Sherlock quant à lui, restait silencieux, et il fixait le blond comme si une deuxième tête avait poussé de son cou.
Sherlock n'était pas drôle. Personne n'était censé rire, en sa compagnie...
Pourtant, Sherlock se surprit à apprécier ce son magnifique, qui sortait de la bouche du blond. Pire, il appréciait le fait que ce soit lui, qui ai déclenché cette reaction.
Le rire de John fut bref, mais il suffit à le libérer de toute la tension qui crispait ses muscles.
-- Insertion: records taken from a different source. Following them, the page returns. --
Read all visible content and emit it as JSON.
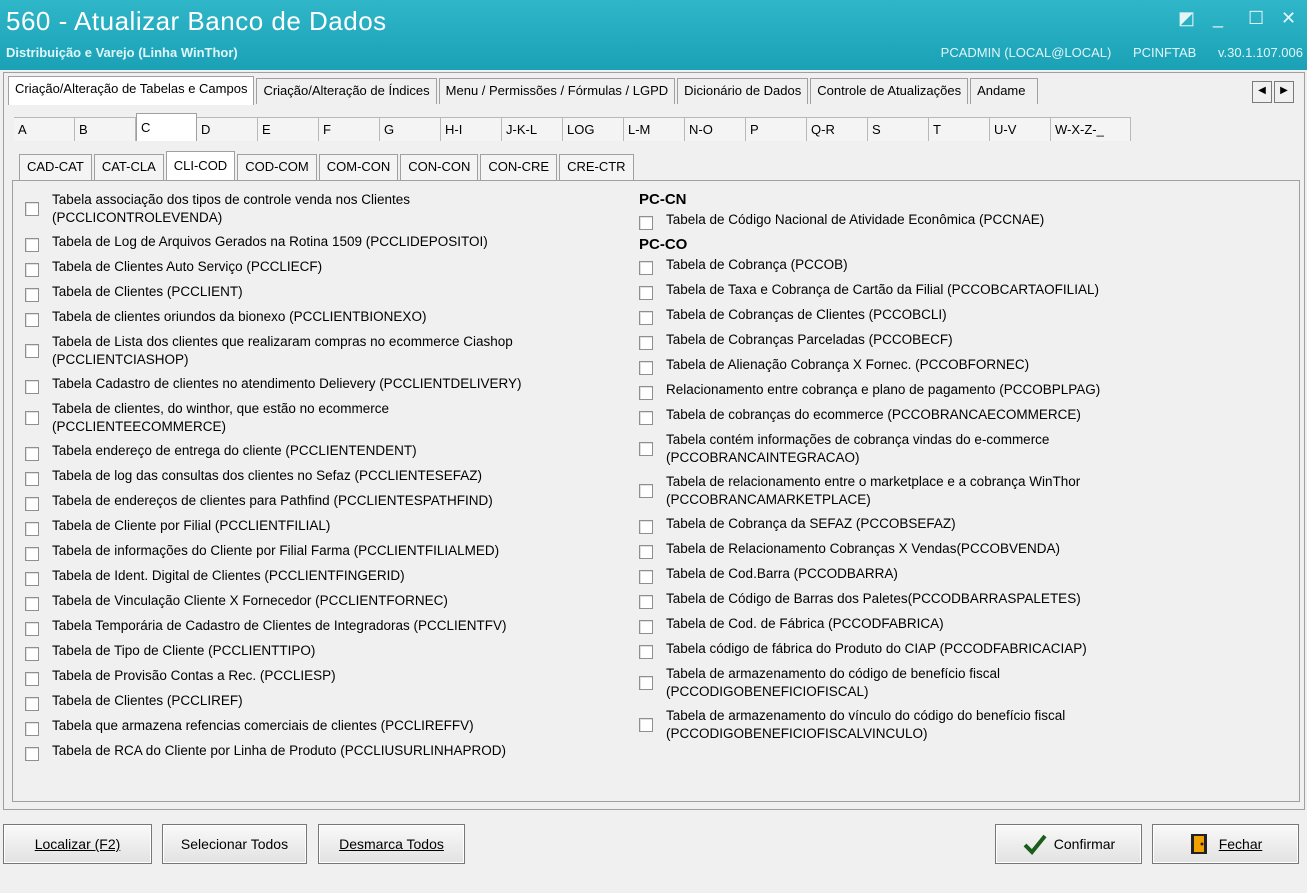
{
  "window": {
    "title": "560 - Atualizar Banco de Dados",
    "subtitle": "Distribuição e Varejo (Linha WinThor)",
    "user": "PCADMIN (LOCAL@LOCAL)",
    "schema": "PCINFTAB",
    "version": "v.30.1.107.006"
  },
  "main_tabs": [
    "Criação/Alteração de Tabelas e Campos",
    "Criação/Alteração de Índices",
    "Menu / Permissões / Fórmulas / LGPD",
    "Dicionário de Dados",
    "Controle de Atualizações",
    "Andame"
  ],
  "letter_tabs": [
    "A",
    "B",
    "C",
    "D",
    "E",
    "F",
    "G",
    "H-I",
    "J-K-L",
    "LOG",
    "L-M",
    "N-O",
    "P",
    "Q-R",
    "S",
    "T",
    "U-V",
    "W-X-Z-_"
  ],
  "sub_tabs": [
    "CAD-CAT",
    "CAT-CLA",
    "CLI-COD",
    "COD-COM",
    "COM-CON",
    "CON-CON",
    "CON-CRE",
    "CRE-CTR"
  ],
  "left_items": [
    "Tabela associação dos tipos de controle venda nos Clientes|(PCCLICONTROLEVENDA)",
    "Tabela de Log de Arquivos Gerados na Rotina 1509 (PCCLIDEPOSITOI)",
    "Tabela  de Clientes Auto Serviço (PCCLIECF)",
    "Tabela de Clientes (PCCLIENT)",
    "Tabela de clientes oriundos da bionexo (PCCLIENTBIONEXO)",
    "Tabela de Lista dos clientes que realizaram compras no ecommerce Ciashop|(PCCLIENTCIASHOP)",
    "Tabela Cadastro de clientes no atendimento Delievery (PCCLIENTDELIVERY)",
    "Tabela de clientes, do winthor, que estão no ecommerce|(PCCLIENTEECOMMERCE)",
    "Tabela endereço de entrega do cliente (PCCLIENTENDENT)",
    "Tabela de log das consultas dos clientes no Sefaz (PCCLIENTESEFAZ)",
    "Tabela de endereços de clientes para Pathfind (PCCLIENTESPATHFIND)",
    "Tabela de Cliente por Filial (PCCLIENTFILIAL)",
    "Tabela de informações do Cliente por Filial Farma (PCCLIENTFILIALMED)",
    "Tabela de Ident. Digital de Clientes (PCCLIENTFINGERID)",
    "Tabela de Vinculação Cliente X Fornecedor (PCCLIENTFORNEC)",
    "Tabela Temporária de Cadastro de Clientes de Integradoras (PCCLIENTFV)",
    "Tabela de Tipo de Cliente (PCCLIENTTIPO)",
    "Tabela de Provisão Contas a Rec. (PCCLIESP)",
    "Tabela de Clientes (PCCLIREF)",
    "Tabela que armazena refencias comerciais de clientes (PCCLIREFFV)",
    "Tabela de RCA do Cliente por Linha de Produto (PCCLIUSURLINHAPROD)"
  ],
  "right_groups": [
    {
      "header": "PC-CN",
      "items": [
        "Tabela de Código Nacional de Atividade Econômica (PCCNAE)"
      ]
    },
    {
      "header": "PC-CO",
      "items": [
        "Tabela de Cobrança (PCCOB)",
        "Tabela de Taxa e Cobrança de Cartão da Filial (PCCOBCARTAOFILIAL)",
        "Tabela de Cobranças de Clientes (PCCOBCLI)",
        "Tabela de Cobranças Parceladas (PCCOBECF)",
        "Tabela de Alienação Cobrança X Fornec. (PCCOBFORNEC)",
        "Relacionamento entre cobrança e plano de pagamento (PCCOBPLPAG)",
        "Tabela de cobranças do ecommerce (PCCOBRANCAECOMMERCE)",
        "Tabela contém informações de cobrança vindas do e-commerce|(PCCOBRANCAINTEGRACAO)",
        "Tabela de relacionamento entre o marketplace e a cobrança WinThor|(PCCOBRANCAMARKETPLACE)",
        "Tabela de Cobrança da SEFAZ (PCCOBSEFAZ)",
        "Tabela de Relacionamento Cobranças X Vendas(PCCOBVENDA)",
        "Tabela de Cod.Barra (PCCODBARRA)",
        "Tabela de Código de Barras dos Paletes(PCCODBARRASPALETES)",
        "Tabela de Cod. de Fábrica (PCCODFABRICA)",
        "Tabela código de fábrica do Produto do CIAP (PCCODFABRICACIAP)",
        "Tabela de armazenamento do código de benefício fiscal|(PCCODIGOBENEFICIOFISCAL)",
        "Tabela de armazenamento do vínculo do código do benefício fiscal|(PCCODIGOBENEFICIOFISCALVINCULO)"
      ]
    }
  ],
  "buttons": {
    "localizar": "Localizar (F2)",
    "selecionar": "Selecionar Todos",
    "desmarca": "Desmarca Todos",
    "confirmar": "Confirmar",
    "fechar": "Fechar"
  },
  "icons": {
    "confirm": "checkmark-icon",
    "close": "door-exit-icon"
  }
}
Il se sentait soudainement plus léger.
Sans doute parce que cela faisait bien trop longtemps qu'il n'avait plus ri, tout simplement.
La sonnerie stridente retentit, les informant par la même occasion, qu'ils étaient en retard.
Sherlock s'élança dans les escaliers, Molly et John sur ses talons.
Cette dernière jetait au blond des coups d'oeil inquiets pendant leur montée, tandis que Sherlock montait les escaliers en tête quatre par quatre, sans lui lancer un regard.
« Sherlock... Ralentis. » Le réprimanda-t-elle doucement, quand elle perçut la respiration de John qui devint saccadée, alors qu'il restait un étage complet à parcourir.
« Il va y arriver. »
La foi totale qui imprégnait la voix grave de Sherlock redonna du courage à John, qui continua sa montée, sans aucune pose.
Il ignora le fait que ses poumons commencèrent à protester, brûlant douloureusement comme si un véritable incendie s'enflammait, dans sa cage thoracique.
Au moment où il restait seulement une dizaine de marches, la sensation de brûlure qui torturait sa poitrine devint insoutenable, l'obligeant à s'arrêter, et à s'accrocher aux rampes d'escalier pour ne pas tomber à la renverse.
« Besoin d'aide, Princesse ? » Demanda Sherlock, sans aucune trace de moquerie dans son ton, malgré l'appellation ironique.
John serra les dents :
« Non. » Parvint-il à cracher, en tentant de reprendre son souffle, même s'il haletait de façon incontrôlable.
« Une Princesse malade et têtue... Qu'ai-je fait pour mériter ça ? » Marmonna Sherlock, avec un semblant d'humour.
Une trace d'humour qui disparut totalement de son visage, quand il constata que les jambes de John tremblaient tellement qu'elles ne seraient bientôt plus capable de soutenir son poids.
Alors, dans un soupir agacé, Sherlock lui tendit sa main en silence, et il la garda comme telle pendant un long moment, jusqu'à ce que John accepte de la saisir.
Il fut hissé avec force, franchissant les quelques marches restantes grâce à l'aide de Sherlock, sous le regard médusé de Molly.
« Merci... » Murmura-t-il timidement, se haïssant pour être aussi faible.
« Vivement l'ascenseur, hein, John ? » Déclara joyeusement Molly, pour dédramatiser la situation bien morose.
Tandis que John souriait faiblement, Sherlock tournait déjà les talons, et se rendait dans la salle du prochain cours, sans répondre aux remerciements.